Furthermore, reactive oxygen species, also called free radicals, may lead to mitochondrial dysfunction and cause muscle degradation though the activation of ubiquitin protein system in patients with HF.25 Increased apoptosis is another mechanism that has been described to cause damage in skeletal muscle myocytes.26 Additionally, in a model of cancer cachexia-induced cardiomyopathy, muscle wasting was attenuated with megestrol acetate by down-regulation of autophagy in skeletal and heart muscle.27 However, to elucidate the role of apoptosis and autophagy in the degradation of muscle mass in patients with HF and sarcopenia further studies need to be conducted.

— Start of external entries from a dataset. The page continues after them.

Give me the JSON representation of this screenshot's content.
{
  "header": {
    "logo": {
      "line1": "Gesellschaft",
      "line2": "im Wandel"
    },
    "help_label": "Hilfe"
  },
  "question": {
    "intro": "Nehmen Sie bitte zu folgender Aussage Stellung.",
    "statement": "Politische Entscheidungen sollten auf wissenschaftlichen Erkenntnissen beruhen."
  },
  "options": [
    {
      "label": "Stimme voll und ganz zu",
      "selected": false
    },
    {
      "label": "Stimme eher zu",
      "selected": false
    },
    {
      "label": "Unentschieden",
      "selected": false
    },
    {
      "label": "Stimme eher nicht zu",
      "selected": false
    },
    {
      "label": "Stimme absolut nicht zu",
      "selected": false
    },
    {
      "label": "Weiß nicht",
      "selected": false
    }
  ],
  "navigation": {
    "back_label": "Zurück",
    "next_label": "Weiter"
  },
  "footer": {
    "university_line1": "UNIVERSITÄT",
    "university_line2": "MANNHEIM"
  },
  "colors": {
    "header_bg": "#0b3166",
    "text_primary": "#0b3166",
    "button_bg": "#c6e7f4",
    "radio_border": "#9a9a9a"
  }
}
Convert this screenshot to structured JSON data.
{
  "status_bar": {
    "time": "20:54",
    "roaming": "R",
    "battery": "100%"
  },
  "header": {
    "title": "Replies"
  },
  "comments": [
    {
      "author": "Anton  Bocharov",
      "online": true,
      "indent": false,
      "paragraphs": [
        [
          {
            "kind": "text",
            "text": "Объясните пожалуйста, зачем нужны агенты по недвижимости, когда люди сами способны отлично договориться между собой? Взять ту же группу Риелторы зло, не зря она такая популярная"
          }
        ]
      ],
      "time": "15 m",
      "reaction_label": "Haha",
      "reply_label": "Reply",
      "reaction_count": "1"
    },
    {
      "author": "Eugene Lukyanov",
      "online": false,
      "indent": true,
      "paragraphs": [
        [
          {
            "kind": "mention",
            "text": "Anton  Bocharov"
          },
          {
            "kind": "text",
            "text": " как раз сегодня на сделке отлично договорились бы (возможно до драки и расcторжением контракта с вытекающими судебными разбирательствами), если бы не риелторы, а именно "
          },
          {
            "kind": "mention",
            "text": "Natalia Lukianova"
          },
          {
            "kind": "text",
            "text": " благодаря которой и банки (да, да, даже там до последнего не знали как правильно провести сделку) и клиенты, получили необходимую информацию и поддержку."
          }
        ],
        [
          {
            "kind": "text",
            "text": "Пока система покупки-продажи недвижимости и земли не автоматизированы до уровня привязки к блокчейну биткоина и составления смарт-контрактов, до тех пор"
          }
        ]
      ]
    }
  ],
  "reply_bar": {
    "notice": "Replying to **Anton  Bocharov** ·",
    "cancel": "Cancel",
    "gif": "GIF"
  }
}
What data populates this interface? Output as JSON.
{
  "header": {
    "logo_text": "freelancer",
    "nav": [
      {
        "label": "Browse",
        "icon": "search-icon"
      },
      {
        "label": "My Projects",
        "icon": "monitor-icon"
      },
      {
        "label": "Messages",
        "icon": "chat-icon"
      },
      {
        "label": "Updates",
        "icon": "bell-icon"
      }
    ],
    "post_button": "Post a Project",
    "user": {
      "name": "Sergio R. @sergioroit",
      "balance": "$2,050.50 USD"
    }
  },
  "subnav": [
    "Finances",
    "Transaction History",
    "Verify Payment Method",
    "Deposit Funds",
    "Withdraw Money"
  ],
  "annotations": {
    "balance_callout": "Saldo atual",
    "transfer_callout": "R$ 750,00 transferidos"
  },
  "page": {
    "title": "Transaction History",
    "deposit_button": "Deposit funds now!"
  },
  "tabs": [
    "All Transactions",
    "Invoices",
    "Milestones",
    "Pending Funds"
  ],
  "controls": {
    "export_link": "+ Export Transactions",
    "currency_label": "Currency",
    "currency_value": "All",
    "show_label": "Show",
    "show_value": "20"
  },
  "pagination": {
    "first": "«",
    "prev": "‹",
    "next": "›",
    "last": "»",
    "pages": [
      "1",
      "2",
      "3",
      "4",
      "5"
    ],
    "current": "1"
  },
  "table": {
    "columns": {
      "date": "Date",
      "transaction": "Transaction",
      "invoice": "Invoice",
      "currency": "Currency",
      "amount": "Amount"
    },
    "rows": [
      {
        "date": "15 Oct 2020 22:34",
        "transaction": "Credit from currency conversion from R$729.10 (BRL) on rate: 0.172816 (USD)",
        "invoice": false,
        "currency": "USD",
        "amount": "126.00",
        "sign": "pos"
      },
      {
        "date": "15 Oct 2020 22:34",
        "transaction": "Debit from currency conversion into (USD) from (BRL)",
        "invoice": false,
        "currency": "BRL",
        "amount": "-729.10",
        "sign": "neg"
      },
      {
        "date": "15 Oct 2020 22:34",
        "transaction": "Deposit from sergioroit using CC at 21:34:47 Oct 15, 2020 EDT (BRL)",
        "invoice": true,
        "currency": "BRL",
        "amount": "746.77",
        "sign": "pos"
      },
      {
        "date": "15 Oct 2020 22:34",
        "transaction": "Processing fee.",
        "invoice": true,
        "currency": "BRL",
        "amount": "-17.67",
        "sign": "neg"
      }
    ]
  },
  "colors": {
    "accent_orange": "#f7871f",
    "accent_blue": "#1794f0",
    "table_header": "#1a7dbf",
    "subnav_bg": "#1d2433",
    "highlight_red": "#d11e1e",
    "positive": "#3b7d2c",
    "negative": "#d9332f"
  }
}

Hormonal changes have been shown to occur in patients with HF, decreases in the levels of testosterone with insulin-like growth factor-1 and growth hormone resistance have been described in these patients, showing a strong association with reduced functional capacity.28 Moreover, myostatin, a negative regulator of muscle cells growth and differentiation, has been shown to be increased in patients with HF and to be correlated with important circulating neurohormonal biomarkers related to HF progression.29 To date, despite large trials assessing the pharmacological applicability of myostatin inhibitors, there is no data available to indicate the administration of such drugs in patients with sarcopaenia.30

Clinical management

The development of sarcopaenia is multifactorial and so is its management. Despite reported anorexia in patients with HF,31 nutritional protein supplementation alone has been shown to produce significant improvement in body composition and inflammatory markers.32 However, resistance training combined with nutritional protein intake seems to promote greater improvements in muscle mass and has recently been recommended in the treatment of sarcopenia.33 Altogether, any form of exercise, rehabilitation programmes, or even dancing may have beneficial effects.34–37 Although testosterone administration has shown positive impact on muscle mass and function, its application may lead to undesirable side effects and cardiovascular outcomes which are still being debated.38

In spite of optimal HF pharmacotherapy,39 new pharmacological agents to treat sarcopenia have been extensively studied in the past two decades, including selective androgen receptor modulators, ghrelin receptor antagonists, myostatin inhibitors, growth hormone, and insulin-like growth factor-1.

Conclusion

In summary, sarcopaenia is interwoven with HF and leads to worse functional outcomes in these patients. Moreover, the mechanisms associated with this bilateral relationship between sarcopaenia and HF are still to be elucidated, leading to effective treatment, not only for the heart, but also for the skeletal muscle.

Funding

This study was financed in part by the Coordenação de Aperfeiçoamento de Pessoal de Nível Superior—Brazil (CAPES)—Finance Code 001. Also, this paper is part of a supplement funded by the Heart Failure Association of the European Society of Cardiology.

Conflict of interest: none declared.